A infidelidade sobre a qual se visa conscientizar o leitor é aquela que se abate sobre o patrimônio, numa situação em que a vítima – naturalmente, pois se está falando de condutas criminosas – confere a outrem – no caso, o autor do delito – a administração e/ou ingerência sobre seu patrimônio – bens, valores, cartas de crédito, fundos de investimento e toda sorte de bens imateriais dotados de valor econômico –, e acaba lesada em decorrência do comportamento daquele ao qual conferiu tamanha confiança.
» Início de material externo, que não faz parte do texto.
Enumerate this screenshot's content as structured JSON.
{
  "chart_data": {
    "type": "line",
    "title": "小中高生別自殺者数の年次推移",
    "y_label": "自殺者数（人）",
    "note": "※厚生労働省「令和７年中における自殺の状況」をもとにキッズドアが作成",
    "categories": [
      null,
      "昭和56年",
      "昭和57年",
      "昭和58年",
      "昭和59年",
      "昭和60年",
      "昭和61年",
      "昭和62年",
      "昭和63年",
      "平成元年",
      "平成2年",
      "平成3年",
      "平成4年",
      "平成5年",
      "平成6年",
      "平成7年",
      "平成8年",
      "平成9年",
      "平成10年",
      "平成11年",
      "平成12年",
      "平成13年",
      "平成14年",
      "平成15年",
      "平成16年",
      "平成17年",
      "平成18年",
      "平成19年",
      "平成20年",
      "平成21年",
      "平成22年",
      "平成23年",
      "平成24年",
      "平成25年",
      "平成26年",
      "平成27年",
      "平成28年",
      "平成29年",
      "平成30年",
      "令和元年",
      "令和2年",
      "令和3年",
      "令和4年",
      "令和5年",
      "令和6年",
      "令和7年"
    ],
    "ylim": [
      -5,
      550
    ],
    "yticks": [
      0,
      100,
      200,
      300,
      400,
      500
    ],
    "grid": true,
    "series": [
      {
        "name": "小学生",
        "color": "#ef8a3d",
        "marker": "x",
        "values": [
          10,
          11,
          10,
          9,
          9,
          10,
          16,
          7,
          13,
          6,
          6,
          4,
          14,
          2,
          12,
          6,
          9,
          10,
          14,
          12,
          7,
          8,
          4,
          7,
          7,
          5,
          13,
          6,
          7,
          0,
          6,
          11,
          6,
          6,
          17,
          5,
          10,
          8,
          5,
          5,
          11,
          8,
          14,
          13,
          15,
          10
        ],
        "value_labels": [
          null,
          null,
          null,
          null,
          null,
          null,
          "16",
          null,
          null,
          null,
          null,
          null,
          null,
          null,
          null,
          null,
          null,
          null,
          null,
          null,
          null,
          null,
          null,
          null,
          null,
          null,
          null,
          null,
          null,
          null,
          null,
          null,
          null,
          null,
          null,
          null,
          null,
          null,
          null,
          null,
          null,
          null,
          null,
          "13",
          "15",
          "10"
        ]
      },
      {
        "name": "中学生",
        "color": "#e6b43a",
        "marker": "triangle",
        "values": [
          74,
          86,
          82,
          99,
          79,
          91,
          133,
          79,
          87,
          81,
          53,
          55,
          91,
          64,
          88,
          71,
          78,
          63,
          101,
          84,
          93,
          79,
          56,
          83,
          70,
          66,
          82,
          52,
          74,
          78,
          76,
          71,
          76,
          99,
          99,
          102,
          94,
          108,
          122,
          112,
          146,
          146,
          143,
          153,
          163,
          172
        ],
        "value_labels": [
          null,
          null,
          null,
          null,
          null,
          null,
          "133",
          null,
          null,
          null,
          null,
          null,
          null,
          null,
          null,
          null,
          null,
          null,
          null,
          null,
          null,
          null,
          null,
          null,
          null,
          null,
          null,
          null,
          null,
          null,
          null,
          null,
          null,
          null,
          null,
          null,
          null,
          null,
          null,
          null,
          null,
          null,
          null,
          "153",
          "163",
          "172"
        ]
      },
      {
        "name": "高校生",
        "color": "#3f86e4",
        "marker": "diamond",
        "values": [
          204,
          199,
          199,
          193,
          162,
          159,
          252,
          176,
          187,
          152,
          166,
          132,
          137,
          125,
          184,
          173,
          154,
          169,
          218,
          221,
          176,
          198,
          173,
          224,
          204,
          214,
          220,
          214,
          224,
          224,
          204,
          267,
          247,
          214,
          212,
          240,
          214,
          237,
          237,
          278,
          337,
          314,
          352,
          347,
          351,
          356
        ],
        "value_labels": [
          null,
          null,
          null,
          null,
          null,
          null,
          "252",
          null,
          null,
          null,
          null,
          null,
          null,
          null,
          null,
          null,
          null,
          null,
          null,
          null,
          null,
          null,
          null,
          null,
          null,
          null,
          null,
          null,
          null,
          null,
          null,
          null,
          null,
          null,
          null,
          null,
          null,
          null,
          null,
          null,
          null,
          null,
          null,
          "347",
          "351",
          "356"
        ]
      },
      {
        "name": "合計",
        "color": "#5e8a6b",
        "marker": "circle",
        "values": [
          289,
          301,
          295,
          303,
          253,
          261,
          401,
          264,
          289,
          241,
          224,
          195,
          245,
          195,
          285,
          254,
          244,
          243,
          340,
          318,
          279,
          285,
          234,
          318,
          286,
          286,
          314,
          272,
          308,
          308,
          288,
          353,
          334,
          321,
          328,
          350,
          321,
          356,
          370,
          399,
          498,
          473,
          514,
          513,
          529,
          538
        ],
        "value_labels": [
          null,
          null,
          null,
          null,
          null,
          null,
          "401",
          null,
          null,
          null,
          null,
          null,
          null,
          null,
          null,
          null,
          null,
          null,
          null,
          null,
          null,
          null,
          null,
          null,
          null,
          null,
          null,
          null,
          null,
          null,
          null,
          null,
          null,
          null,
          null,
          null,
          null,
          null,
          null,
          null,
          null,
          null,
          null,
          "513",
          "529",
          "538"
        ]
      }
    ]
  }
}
Trata-se, então, de danos ao patrimônio que vêm de dentro, ou seja, agressões internas – diferentemente de casos como extorsão ou estelionato, nos quais o ataque ao patrimônio decorre de uma fonte externa –, praticadas por alguém que ocupa uma posição de confiança qualificada, que lhe confere a prerrogativa de administrar o patrimônio alheio.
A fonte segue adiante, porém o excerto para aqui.